Petróleo sobe com as preocupações com a oferta a compensarem os fracos dados da China
Os preços do petróleo recuperaram nas negociações asiáticas desta terça-feira, 31 de Outubro, depois de uma queda de mais de 3% na sessão anterior, com as preocupações sobre a oferta, agitadas pelo conflito no Médio Oriente, a compensarem os dados desanimadores da China.
Os futuros do petróleo Brent de dezembro, com vencimento nesta terça-feira, 31 de Outubro, subiram 65 cêntimos, ou 0,74%, para se situarem em US$ 88,10 dólares por barril, às 06:37 GMT. Os futuros do petróleo Brent de janeiro, mais negociados, subiram 63 centavos, ou 0.73%, para US$ 86.98 dólares.
O petróleo bruto West Texas Intermediate dos EUA aumentou 67 centavos, ou 0.81%, para US$ 82.98 dólares.
O petróleo caiu na segunda-feira, 30 de Outubro, com os investidores ficando cautelosos antes da reunião do Federal Reserve dos EUA na quarta-feira, 01 de Novembro, apesar de uma escalada dos ataques de Israel a Gaza.
“Embora tenha implementado um ataque terrestre, também recuou muito rapidamente e o Irão está actualmente a recorrer apenas à dissuasão verbal”, disse o analista da CMC Markets, Leon Li, que está baseado no centro comercial chinês de Xangai.

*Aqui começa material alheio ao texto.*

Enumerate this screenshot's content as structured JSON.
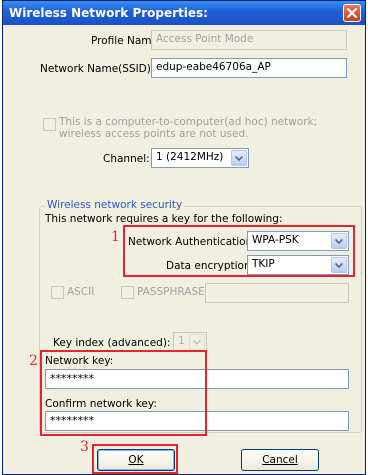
{
  "window": {
    "title": "Wireless Network Properties:"
  },
  "profile": {
    "label": "Profile Name:",
    "value": "Access Point Mode"
  },
  "ssid": {
    "label": "Network Name(SSID):",
    "value": "edup-eabe46706a_AP"
  },
  "adhoc": {
    "text": "This is a computer-to-computer(ad hoc) network; wireless access points are not used.",
    "checked": false
  },
  "channel": {
    "label": "Channel:",
    "value": "1  (2412MHz)"
  },
  "security": {
    "legend": "Wireless network security",
    "intro": "This network requires a key for the following:",
    "auth_label": "Network Authentication:",
    "auth_value": "WPA-PSK",
    "enc_label": "Data encryption:",
    "enc_value": "TKIP",
    "ascii_label": "ASCII",
    "passphrase_label": "PASSPHRASE",
    "key_index_label": "Key index (advanced):",
    "key_index_value": "1",
    "network_key_label": "Network key:",
    "network_key_value": "********",
    "confirm_key_label": "Confirm network key:",
    "confirm_key_value": "********"
  },
  "annotations": {
    "n1": "1",
    "n2": "2",
    "n3": "3",
    "color": "#e3262e"
  },
  "buttons": {
    "ok_label": "OK",
    "cancel_label": "Cancel"
  },
  "colors": {
    "titlebar": "#1f5fd6",
    "dialog_bg": "#f1efe2",
    "group_label": "#2c57c8"
  }
}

“Se isto evoluir para uma invasão em grande escala e houver envolvimento do Irão, poderão ressurgir preocupações mais apertadas com a oferta”.
Os preços recuperaram com uma correcção técnica no início desta terça-feira, 31 de Outubro, e a subida do mercado depende agora da expansão da ofensiva terrestre de Israel, acrescentou.
Numa nota, os analistas do ING disseram que “as perturbações nos fluxos de petróleo iraniano continuam a ser o risco mais óbvio para o mercado”.
Essa perda de oferta poderá variar entre 500.000 barris por dia (bpd) e 1 milhão de bpd se os Estados Unidos voltarem a aplicar rigorosamente as sanções, acrescentaram, embora os desenvolvimentos no Médio Oriente ainda não tenham afetado a oferta de petróleo.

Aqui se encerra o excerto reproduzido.